20e Festival du cinéma africain de Khouribga : Un 40e anniversaire sous le signe de la poursuite du rêve


La 20e édition du Festival du cinéma africain de Khouribga s’est ouverte ce week-end au Maroc. En une dizaine de jours, plusieurs acteurs du monde du cinéma arabe et africain vibreront au rythme des images mouvantes de l’Afrique, mais surtout partageront des espaces de rencontres où naitront de grandes idées en toute convivialité.
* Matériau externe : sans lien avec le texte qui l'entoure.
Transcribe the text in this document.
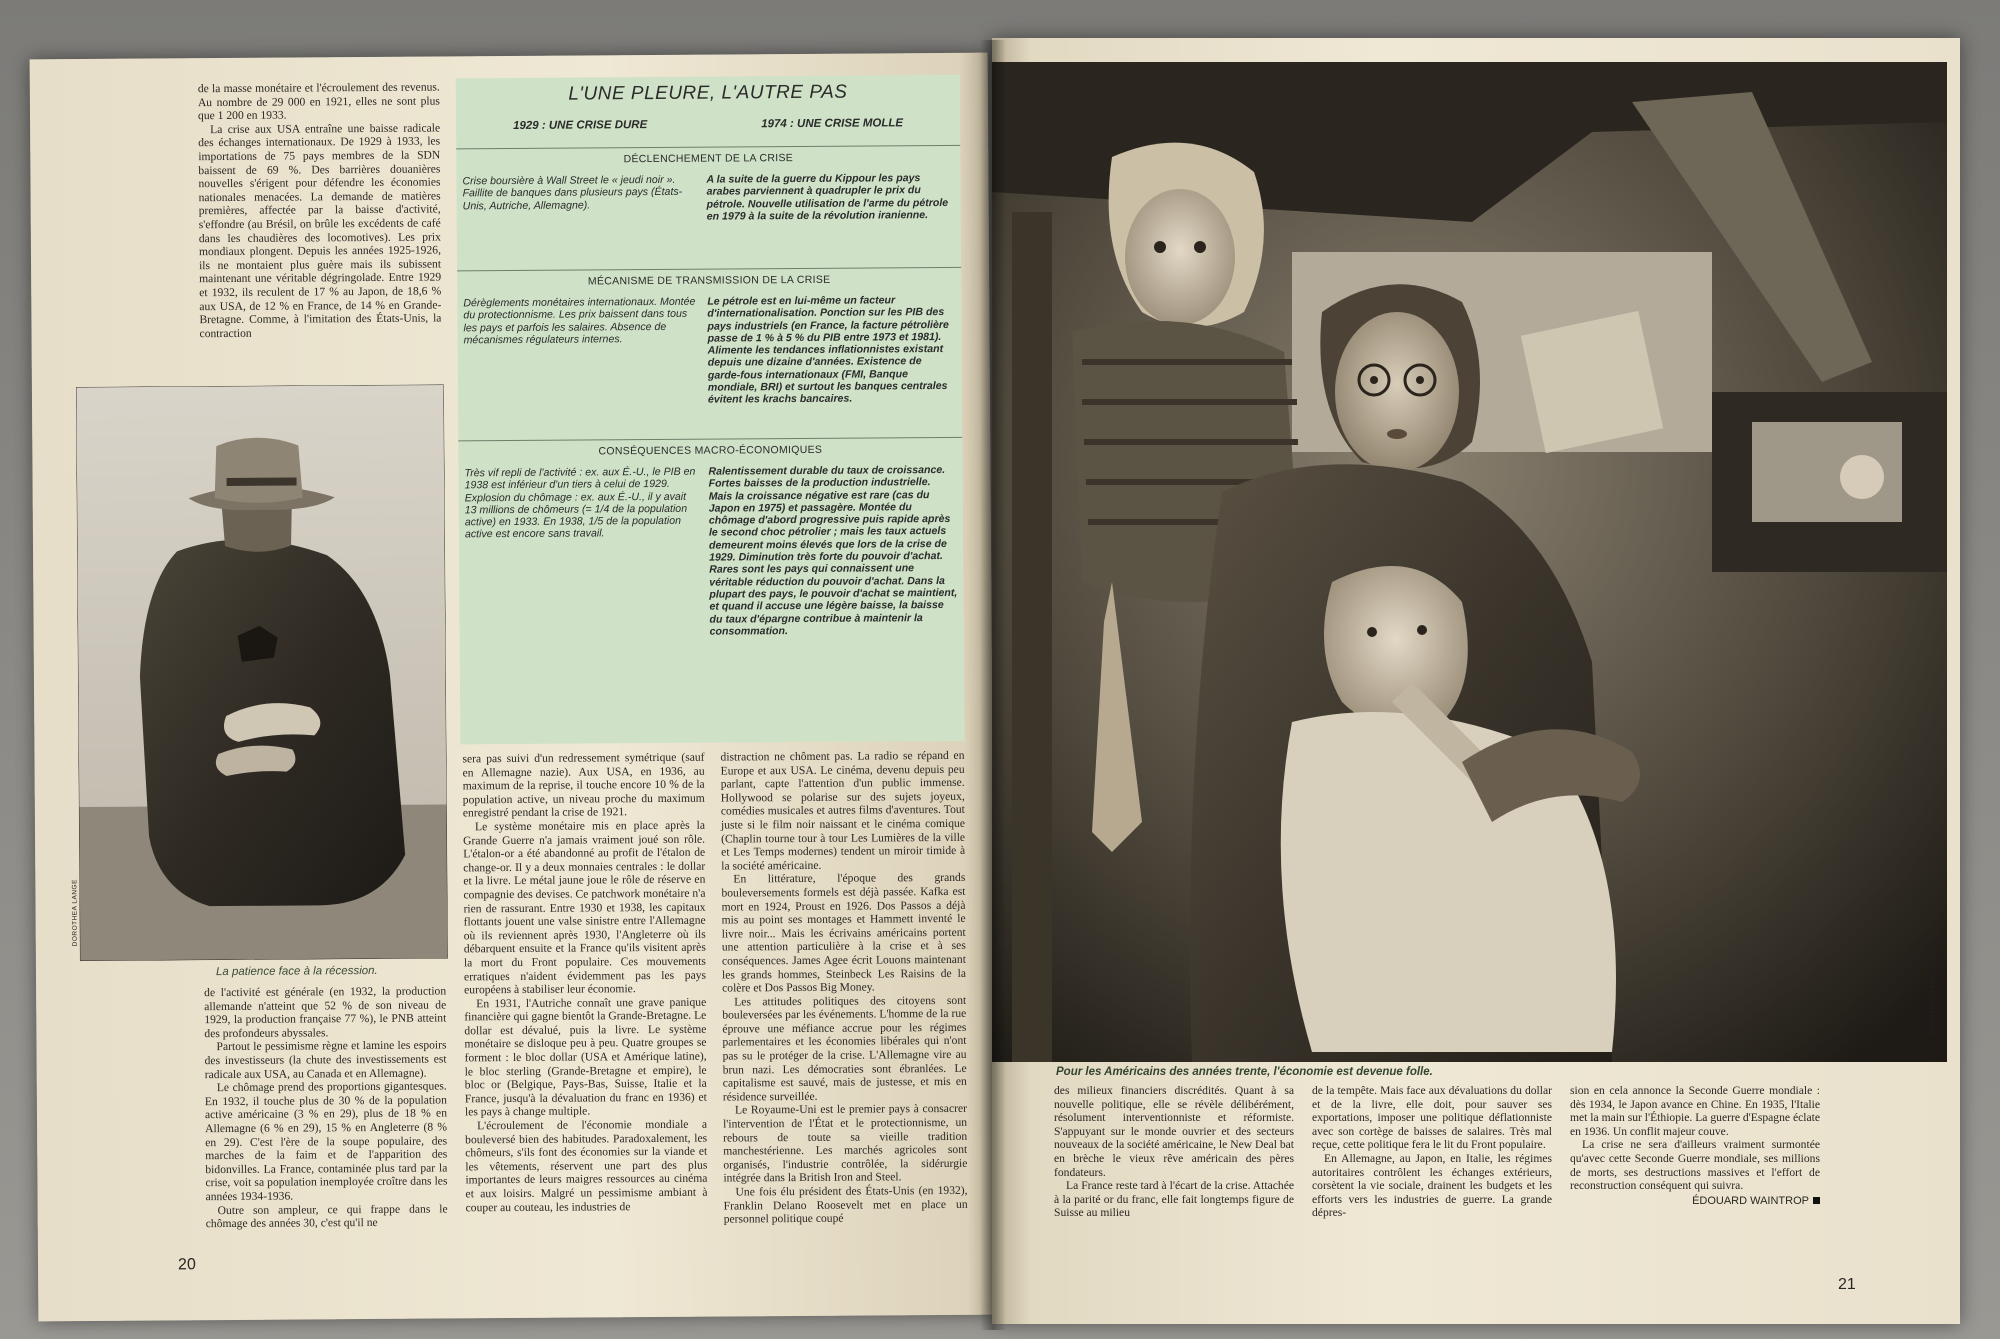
de la masse monétaire et l'écroulement des revenus. Au nombre de 29 000 en 1921, elles ne sont plus que 1 200 en 1933.

La crise aux USA entraîne une baisse radicale des échanges internationaux. De 1929 à 1933, les importations de 75 pays membres de la SDN baissent de 69 %. Des barrières douanières nouvelles s'érigent pour défendre les économies nationales menacées. La demande de matières premières, affectée par la baisse d'activité, s'effondre (au Brésil, on brûle les excédents de café dans les chaudières des locomotives). Les prix mondiaux plongent. Depuis les années 1925-1926, ils ne montaient plus guère mais ils subissent maintenant une véritable dégringolade. Entre 1929 et 1932, ils reculent de 17 % au Japon, de 18,6 % aux USA, de 12 % en France, de 14 % en Grande-Bretagne. Comme, à l'imitation des États-Unis, la contraction

L'UNE PLEURE, L'AUTRE PAS
1929 : UNE CRISE DURE	1974 : UNE CRISE MOLLE
DÉCLENCHEMENT DE LA CRISE
Crise boursière à Wall Street le « jeudi noir ». Faillite de banques dans plusieurs pays (États-Unis, Autriche, Allemagne).
A la suite de la guerre du Kippour les pays arabes parviennent à quadrupler le prix du pétrole. Nouvelle utilisation de l'arme du pétrole en 1979 à la suite de la révolution iranienne.
MÉCANISME DE TRANSMISSION DE LA CRISE
Dérèglements monétaires internationaux. Montée du protectionnisme. Les prix baissent dans tous les pays et parfois les salaires. Absence de mécanismes régulateurs internes.
Le pétrole est en lui-même un facteur d'internationalisation. Ponction sur les PIB des pays industriels (en France, la facture pétrolière passe de 1 % à 5 % du PIB entre 1973 et 1981). Alimente les tendances inflationnistes existant depuis une dizaine d'années. Existence de garde-fous internationaux (FMI, Banque mondiale, BRI) et surtout les banques centrales évitent les krachs bancaires.
CONSÉQUENCES MACRO-ÉCONOMIQUES
Très vif repli de l'activité : ex. aux É.-U., le PIB en 1938 est inférieur d'un tiers à celui de 1929. Explosion du chômage : ex. aux É.-U., il y avait 13 millions de chômeurs (= 1/4 de la population active) en 1933. En 1938, 1/5 de la population active est encore sans travail.
Ralentissement durable du taux de croissance. Fortes baisses de la production industrielle. Mais la croissance négative est rare (cas du Japon en 1975) et passagère. Montée du chômage d'abord progressive puis rapide après le second choc pétrolier ; mais les taux actuels demeurent moins élevés que lors de la crise de 1929. Diminution très forte du pouvoir d'achat. Rares sont les pays qui connaissent une véritable réduction du pouvoir d'achat. Dans la plupart des pays, le pouvoir d'achat se maintient, et quand il accuse une légère baisse, la baisse du taux d'épargne contribue à maintenir la consommation.
DOROTHEA LANGE
La patience face à la récession.

de l'activité est générale (en 1932, la production allemande n'atteint que 52 % de son niveau de 1929, la production française 77 %), le PNB atteint des profondeurs abyssales.

Partout le pessimisme règne et lamine les espoirs des investisseurs (la chute des investissements est radicale aux USA, au Canada et en Allemagne).

Le chômage prend des proportions gigantesques. En 1932, il touche plus de 30 % de la population active américaine (3 % en 29), plus de 18 % en Allemagne (6 % en 29), 15 % en Angleterre (8 % en 29). C'est l'ère de la soupe populaire, des marches de la faim et de l'apparition des bidonvilles. La France, contaminée plus tard par la crise, voit sa population inemployée croître dans les années 1934-1936.

Outre son ampleur, ce qui frappe dans le chômage des années 30, c'est qu'il ne

sera pas suivi d'un redressement symétrique (sauf en Allemagne nazie). Aux USA, en 1936, au maximum de la reprise, il touche encore 10 % de la population active, un niveau proche du maximum enregistré pendant la crise de 1921.

Le système monétaire mis en place après la Grande Guerre n'a jamais vraiment joué son rôle. L'étalon-or a été abandonné au profit de l'étalon de change-or. Il y a deux monnaies centrales : le dollar et la livre. Le métal jaune joue le rôle de réserve en compagnie des devises. Ce patchwork monétaire n'a rien de rassurant. Entre 1930 et 1938, les capitaux flottants jouent une valse sinistre entre l'Allemagne où ils reviennent après 1930, l'Angleterre où ils débarquent ensuite et la France qu'ils visitent après la mort du Front populaire. Ces mouvements erratiques n'aident évidemment pas les pays européens à stabiliser leur économie.

En 1931, l'Autriche connaît une grave panique financière qui gagne bientôt la Grande-Bretagne. Le dollar est dévalué, puis la livre. Le système monétaire se disloque peu à peu. Quatre groupes se forment : le bloc dollar (USA et Amérique latine), le bloc sterling (Grande-Bretagne et empire), le bloc or (Belgique, Pays-Bas, Suisse, Italie et la France, jusqu'à la dévaluation du franc en 1936) et les pays à change multiple.

L'écroulement de l'économie mondiale a bouleversé bien des habitudes. Paradoxalement, les chômeurs, s'ils font des économies sur la viande et les vêtements, réservent une part des plus importantes de leurs maigres ressources au cinéma et aux loisirs. Malgré un pessimisme ambiant à couper au couteau, les industries de

distraction ne chôment pas. La radio se répand en Europe et aux USA. Le cinéma, devenu depuis peu parlant, capte l'attention d'un public immense. Hollywood se polarise sur des sujets joyeux, comédies musicales et autres films d'aventures. Tout juste si le film noir naissant et le cinéma comique (Chaplin tourne tour à tour Les Lumières de la ville et Les Temps modernes) tendent un miroir timide à la société américaine.

En littérature, l'époque des grands bouleversements formels est déjà passée. Kafka est mort en 1924, Proust en 1926. Dos Passos a déjà mis au point ses montages et Hammett inventé le livre noir... Mais les écrivains américains portent une attention particulière à la crise et à ses conséquences. James Agee écrit Louons maintenant les grands hommes, Steinbeck Les Raisins de la colère et Dos Passos Big Money.

Les attitudes politiques des citoyens sont bouleversées par les événements. L'homme de la rue éprouve une méfiance accrue pour les régimes parlementaires et les économies libérales qui n'ont pas su le protéger de la crise. L'Allemagne vire au brun nazi. Les démocraties sont ébranlées. Le capitalisme est sauvé, mais de justesse, et mis en résidence surveillée.

Le Royaume-Uni est le premier pays à consacrer l'intervention de l'État et le protectionnisme, un rebours de toute sa vieille tradition manchestérienne. Les marchés agricoles sont organisés, l'industrie contrôlée, la sidérurgie intégrée dans la British Iron and Steel.

Une fois élu président des États-Unis (en 1932), Franklin Delano Roosevelt met en place un personnel politique coupé

20
DOROTHEA LANGE
Pour les Américains des années trente, l'économie est devenue folle.

des milieux financiers discrédités. Quant à sa nouvelle politique, elle se révèle délibérément, résolument interventionniste et réformiste. S'appuyant sur le monde ouvrier et des secteurs nouveaux de la société américaine, le New Deal bat en brèche le vieux rêve américain des pères fondateurs.

La France reste tard à l'écart de la crise. Attachée à la parité or du franc, elle fait longtemps figure de Suisse au milieu

de la tempête. Mais face aux dévaluations du dollar et de la livre, elle doit, pour sauver ses exportations, imposer une politique déflationniste avec son cortège de baisses de salaires. Très mal reçue, cette politique fera le lit du Front populaire.

En Allemagne, au Japon, en Italie, les régimes autoritaires contrôlent les échanges extérieurs, corsètent la vie sociale, drainent les budgets et les efforts vers les industries de guerre. La grande dépres-

sion en cela annonce la Seconde Guerre mondiale : dès 1934, le Japon avance en Chine. En 1935, l'Italie met la main sur l'Éthiopie. La guerre d'Espagne éclate en 1936. Un conflit majeur couve.

La crise ne sera d'ailleurs vraiment surmontée qu'avec cette Seconde Guerre mondiale, ses millions de morts, ses destructions massives et l'effort de reconstruction conséquent qui suivra.

ÉDOUARD WAINTROP
21
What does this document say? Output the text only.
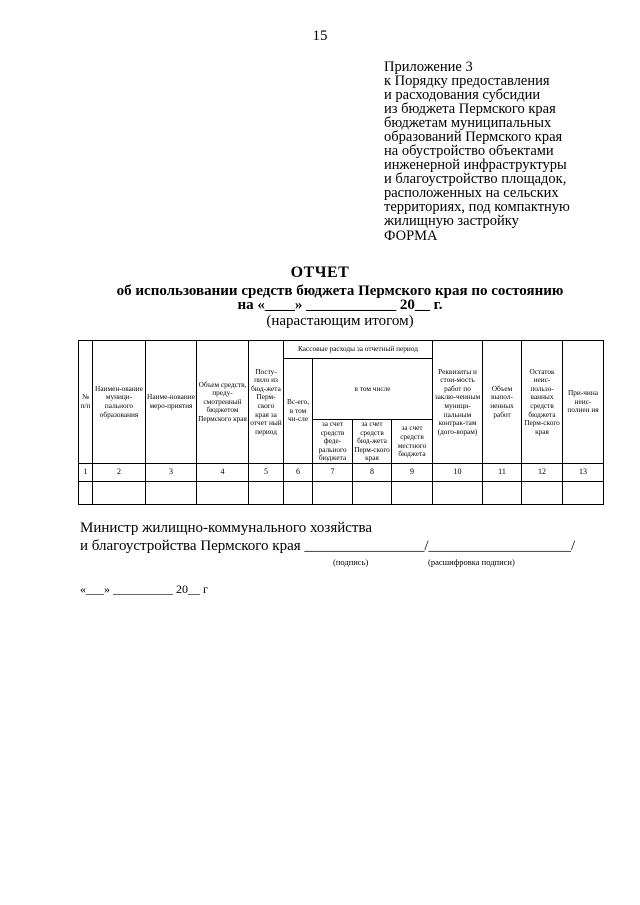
15
Приложение 3
к Порядку предоставления
и расходования субсидии
из бюджета Пермского края
бюджетам муниципальных
образований Пермского края
на обустройство объектами
инженерной инфраструктуры
и благоустройство площадок,
расположенных на сельских
территориях, под компактную
жилищную застройку
ФОРМА
ОТЧЕТ
об использовании средств бюджета Пермского края по состоянию
на «____» ____________ 20__ г.
(нарастающим итогом)
№ п/п	Наимен-ование муници-пального образования	Наиме-нование меро-приятия	Объем средств, преду-смотренный бюджетом Пермского края	Посту-пило из бюд-жета Перм-ского края за отчет ный период	Кассовые расходы за отчетный период				Реквизиты и стои-мость работ по заклю-ченным муници-пальным контрак-там (дого-ворам)	Объем выпол-ненных работ	Остаток неис-пользо-ванных средств бюджета Перм-ского края	При-чина неис-полнен ия
					Вс-его, в том чи-сле	в том числе						
						за счет средств феде-рального бюджета	за счет средств бюд-жета Перм-ского края	за счет средств местного бюджета				
1	2	3	4	5	6	7	8	9	10	11	12	13

Министр жилищно-коммунального хозяйства
и благоустройства Пермского края ________________/___________________/
(подпись)	(расшифровка подписи)
«___» __________ 20__ г
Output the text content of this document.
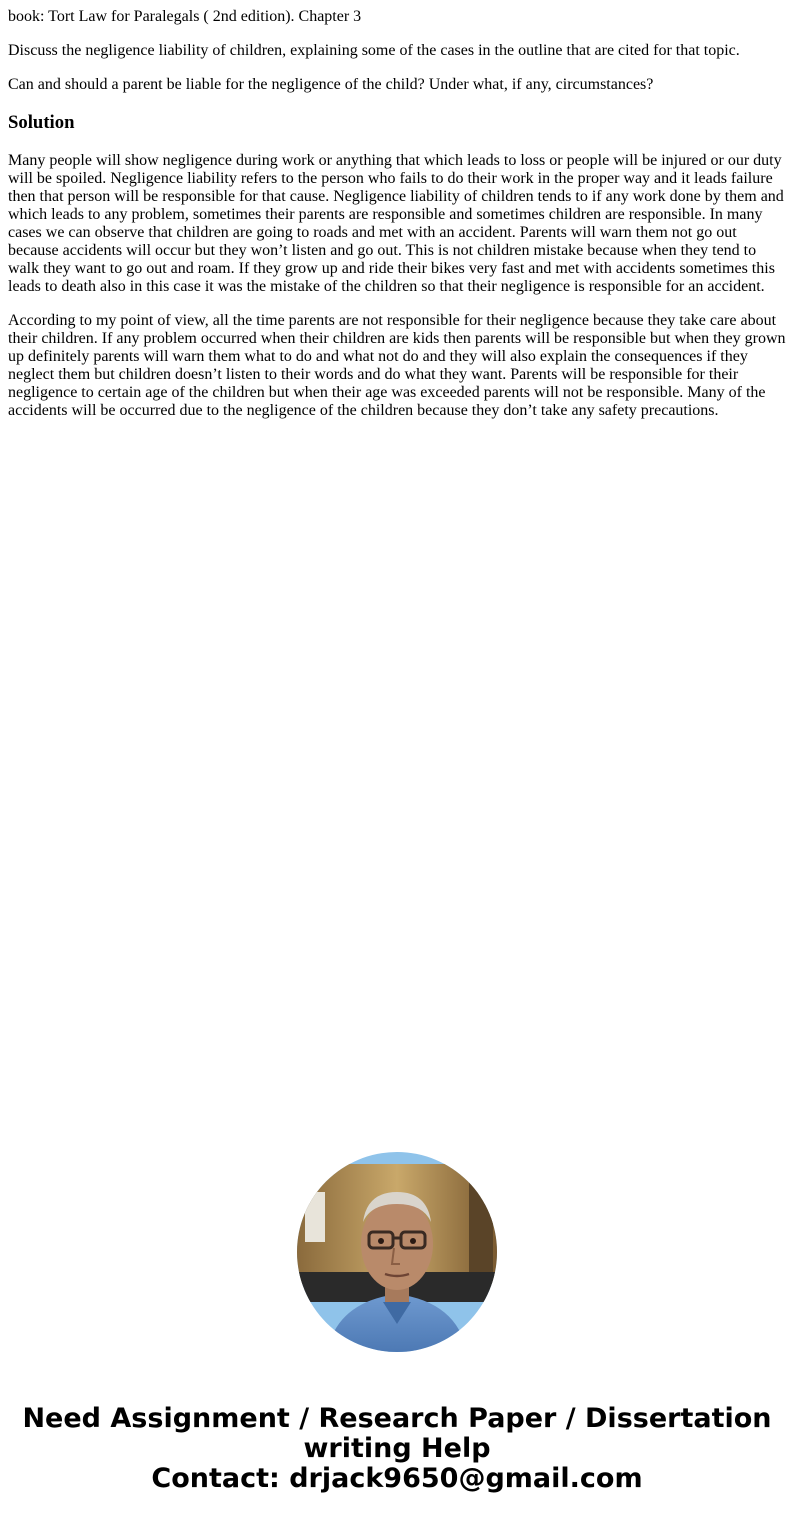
book: Tort Law for Paralegals ( 2nd edition). Chapter 3

Discuss the negligence liability of children, explaining some of the cases in the outline that are cited for that topic.

Can and should a parent be liable for the negligence of the child? Under what, if any, circumstances?

Solution

Many people will show negligence during work or anything that which leads to loss or people will be injured or our duty will be spoiled. Negligence liability refers to the person who fails to do their work in the proper way and it leads failure then that person will be responsible for that cause. Negligence liability of children tends to if any work done by them and which leads to any problem, sometimes their parents are responsible and sometimes children are responsible. In many cases we can observe that children are going to roads and met with an accident. Parents will warn them not go out because accidents will occur but they won’t listen and go out. This is not children mistake because when they tend to walk they want to go out and roam. If they grow up and ride their bikes very fast and met with accidents sometimes this leads to death also in this case it was the mistake of the children so that their negligence is responsible for an accident.

According to my point of view, all the time parents are not responsible for their negligence because they take care about their children. If any problem occurred when their children are kids then parents will be responsible but when they grown up definitely parents will warn them what to do and what not do and they will also explain the consequences if they neglect them but children doesn’t listen to their words and do what they want. Parents will be responsible for their negligence to certain age of the children but when their age was exceeded parents will not be responsible. Many of the accidents will be occurred due to the negligence of the children because they don’t take any safety precautions.

Need Assignment / Research Paper / Dissertation
writing Help
Contact: drjack9650@gmail.com
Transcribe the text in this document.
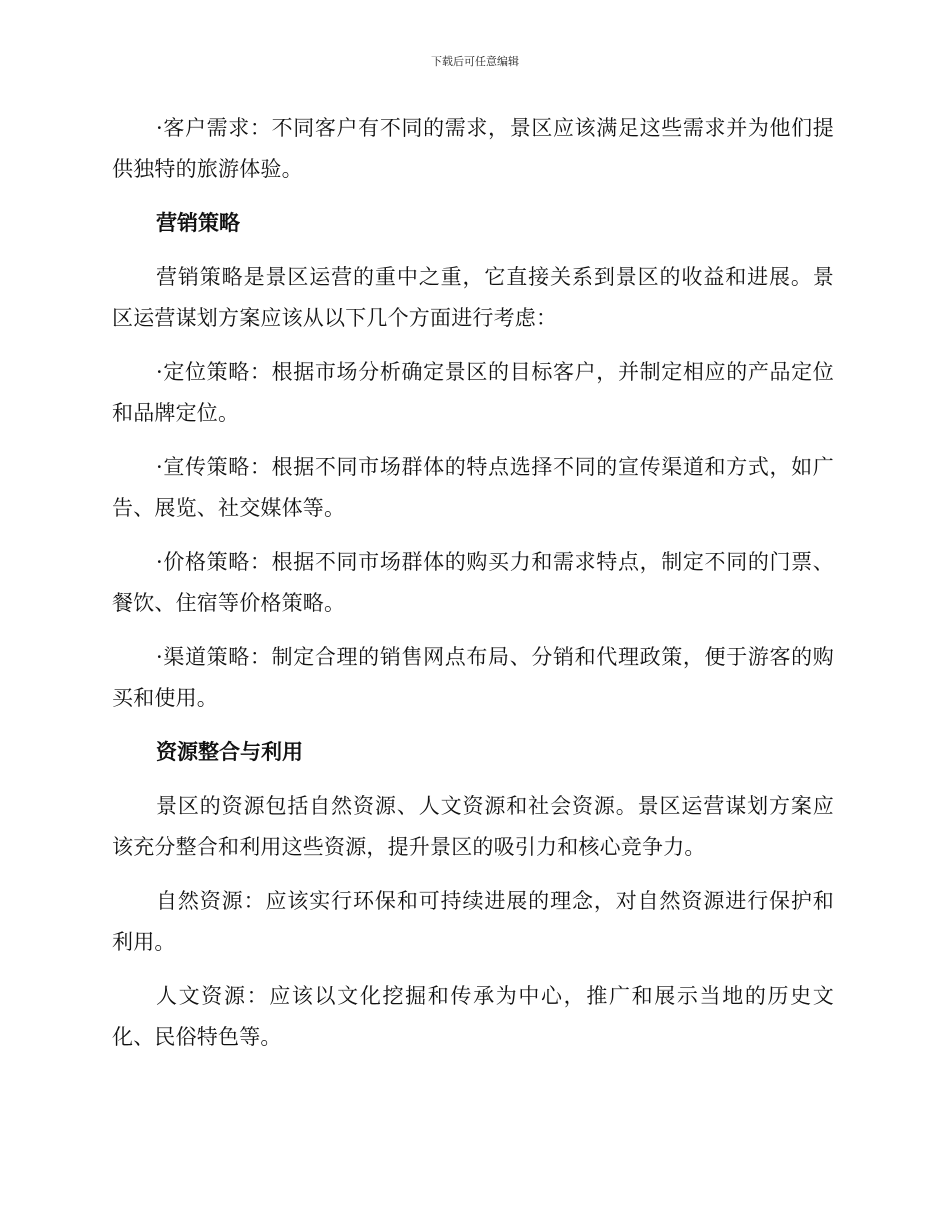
下载后可任意编辑

·客户需求：不同客户有不同的需求，景区应该满足这些需求并为他们提供独特的旅游体验。

营销策略

营销策略是景区运营的重中之重，它直接关系到景区的收益和进展。景区运营谋划方案应该从以下几个方面进行考虑：

·定位策略：根据市场分析确定景区的目标客户，并制定相应的产品定位和品牌定位。

·宣传策略：根据不同市场群体的特点选择不同的宣传渠道和方式，如广告、展览、社交媒体等。

·价格策略：根据不同市场群体的购买力和需求特点，制定不同的门票、餐饮、住宿等价格策略。

·渠道策略：制定合理的销售网点布局、分销和代理政策，便于游客的购买和使用。

资源整合与利用

景区的资源包括自然资源、人文资源和社会资源。景区运营谋划方案应该充分整合和利用这些资源，提升景区的吸引力和核心竞争力。

自然资源：应该实行环保和可持续进展的理念，对自然资源进行保护和利用。

人文资源：应该以文化挖掘和传承为中心，推广和展示当地的历史文化、民俗特色等。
«Le festival de films de Khouribga c’est d’abord des visages. Des visages qui ont fait le long chemin du militantisme à nos côtés. Certains de ces visages ne sont plus des nôtres…. Heureusement, la présence de ceux qui sont là compense ceux qui sont absents», a dit samedi soir Nour Eddine Saïl, le président du Festival du cinéma africain de Khouribga. Après avoir résumé 40 ans de parcours en mettant l’accent sur le militantisme culturel des fondateurs de ce rendez-vous devenu incon­tournable du cinéma, il a également rendu hommage à ceux qui, dès le début en 1977, ont cru en ce projet. «Ce festival, c’est aussi des images inoubliables projetées dans cette salle devant un public composé d’intellectuels et de gens ordinaires», a encore magnifié M. Saïl, rappelant pour la mémoire collective la projection d’un film mythique Finyè (Le vent, 1982) de Souleymane Cissé, Molaadé de Sembène Ousmane ou encore Pégase, un film réalisé par Mohamed Mouftakir. C’est le moment de «dire merci et dire que nous devons continuer», a terminé le président de la fondation du Festival du cinéma africain de Khouribga.
Auparavant, Nour Eddine Saïl a remis une décoration symbolique à titre posthume à Mme Mona Ghouiba, épouse du dé­funt Samir Farid, pour son engagement à perpétuer l’œuvre de son défunt mari à travers l’idée de création d’un site électronique regroupant l’ensemble des travaux de cet illustre critique de cinéma égyptien. Un autre temps fort de cet évènement fut la prise de parole du président du Grand jury qui décernera vendredi prochain à l’un des films en compétition le Trophée Ousmane Sem­bène.
L’écrivain et poète marocain Abdellatif Laabi a, en s’honorant d’avoir été désigné président du jury de cette 20e édition du Fcak, affirmé que l’homme devient génial lorsqu’il rêve les yeux ouverts. Il a terminé son speech en rappelant que c’est une fierté de constater que le combat qu’il a mené depuis les années 60 et qui consiste à revendiquer l’africanité du Maroc devient une réalité. Réalité que le président de la Commune urbaine de Khouribga a, lui aussi, salué à travers le «raffermissement des relations culturelles entre le Maroc et l’Afrique». Il a surtout félicité la Fondation du Fcak pour avoir réussi le pari d’institutionnaliser cette manifestation cinématographique continentale.
Ce 40e anniversaire a été rythmé par les pas de danse très ovationnés du chorégraphe Lahcen Zinoun à travers le spectacle «Joies de Dukkla». Il s’agit d’une chorégraphie qui met en valeur la musique populaire marocaine de l’«Aita».